Hepatocellular carcinoma (HCC) as one of the five most common malignancies worldwide arises most commonly in a cirrhotic liver. Since diagnosis is generally made at an advanced stage no longer amenable to curative approaches, both prevention and palliation are important. HCC is effectively prevented by avoiding the underlying liver diseases often caused by alcohol abuse, chronic viral infection or environmental factors through e.g. expositional prophylaxis or immunization. If this has failed or, in the case of genetic diseases, is impossible, existing acute (hepatitis C) or chronic diseases should be treated effectively by eliminating viral infection, abstaining from alcohol, or in case of hereditary hemochromatosis performing venesection in order to prevent the development of a chronic course and cirrhosis. Up to date, there is no effective treatment such as antifibrogenic drugs which could prevent the development of HCC by mechanisms other than specifically approaching the underlying disease.
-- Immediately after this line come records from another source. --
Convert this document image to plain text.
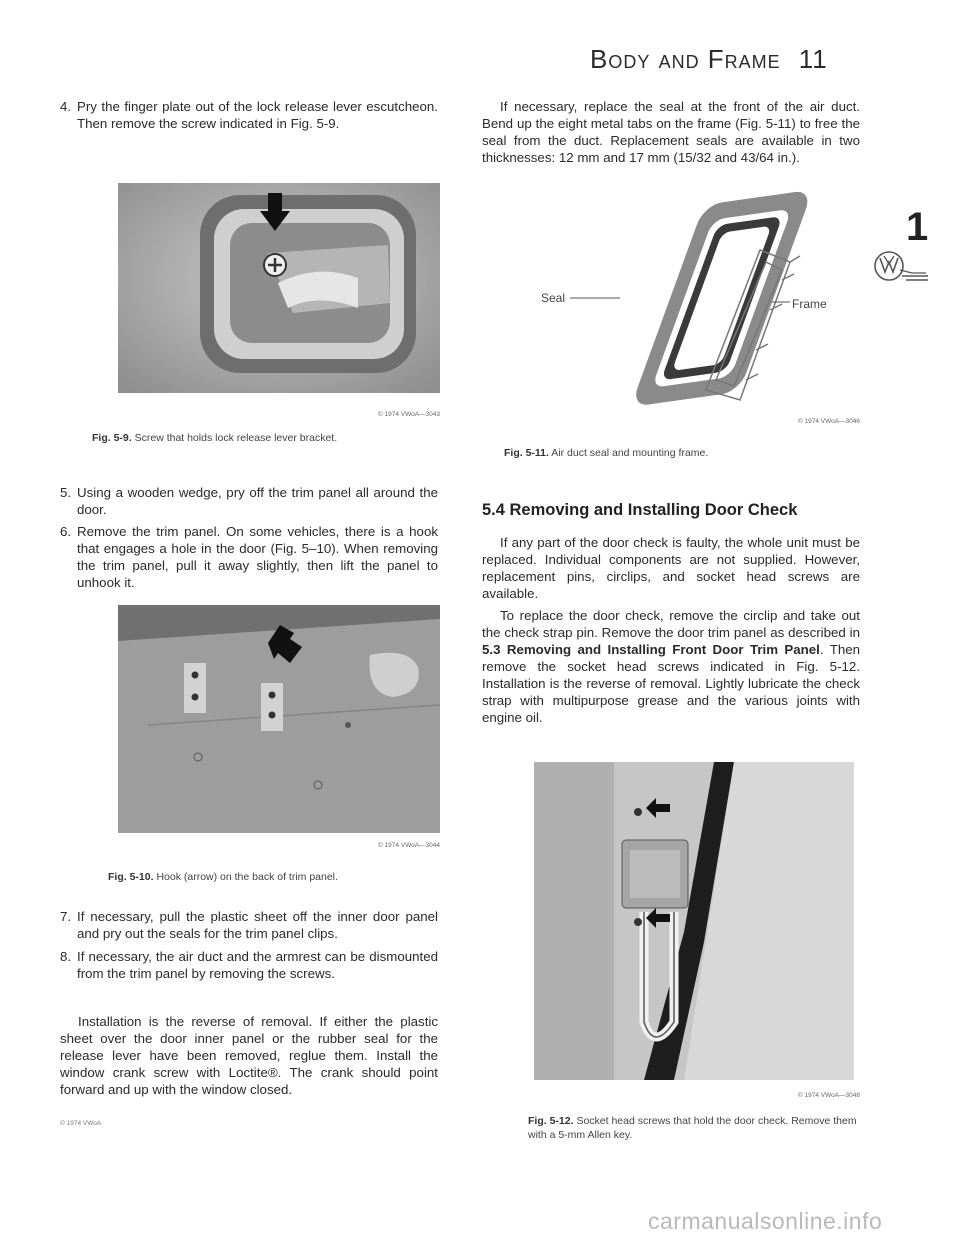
Body and Frame 11
1
4. Pry the finger plate out of the lock release lever escutcheon. Then remove the screw indicated in Fig. 5-9.
© 1974 VWoA—3043
Fig. 5-9. Screw that holds lock release lever bracket.
5. Using a wooden wedge, pry off the trim panel all around the door.
6. Remove the trim panel. On some vehicles, there is a hook that engages a hole in the door (Fig. 5–10). When removing the trim panel, pull it away slightly, then lift the panel to unhook it.
© 1974 VWoA—3044
Fig. 5-10. Hook (arrow) on the back of trim panel.
7. If necessary, pull the plastic sheet off the inner door panel and pry out the seals for the trim panel clips.
8. If necessary, the air duct and the armrest can be dismounted from the trim panel by removing the screws.

Installation is the reverse of removal. If either the plastic sheet over the door inner panel or the rubber seal for the release lever have been removed, reglue them. Install the window crank screw with Loctite®. The crank should point forward and up with the window closed.

© 1974 VWoA

If necessary, replace the seal at the front of the air duct. Bend up the eight metal tabs on the frame (Fig. 5-11) to free the seal from the duct. Replacement seals are available in two thicknesses: 12 mm and 17 mm (15/32 and 43/64 in.).

Seal	Frame
© 1974 VWoA—3046
Fig. 5-11. Air duct seal and mounting frame.
5.4 Removing and Installing Door Check

If any part of the door check is faulty, the whole unit must be replaced. Individual components are not supplied. However, replacement pins, circlips, and socket head screws are available.

To replace the door check, remove the circlip and take out the check strap pin. Remove the door trim panel as described in 5.3 Removing and Installing Front Door Trim Panel. Then remove the socket head screws indicated in Fig. 5-12. Installation is the reverse of removal. Lightly lubricate the check strap with multipurpose grease and the various joints with engine oil.

© 1974 VWoA—3048
Fig. 5-12. Socket head screws that hold the door check. Remove them with a 5-mm Allen key.
carmanualsonline.info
The systemic use of the acyclic retinoid polyprenoic acid or the intraarterial application of iodine-131 lipiodol has been demonstrated in one controlled trial each to effectively prevent secondary tumors arising in liver remnants after curative resection or local ablation of a primary HCC. Confirmation is warranted before such treatment may be recommended for clinical practice. To date, there is no systemic medical therapy of proven efficacy for locally advanced or metastatic HCC. Mono- or polychemotherapy is weakly effective and poorly tolerated by patients with reduced liver function. Tamoxifen is of no help in unselected cases with advanced HCC. The value of megestrol for HCC with aberrant estrogen receptors awaits approval by larger phase III trials. Data on the efficacy of octreotide are controversial; thus such treatment is also unwarranted outside of clinical trials. This holds also true for the HMG-CoA-reductase inhibitor pravastatin. Immune modulation with low-dose interferon-alpha has been shown to be poorly tolerated and ineffective. Thymostimulin is currently being evaluated in a placebo-controlled phase III trial.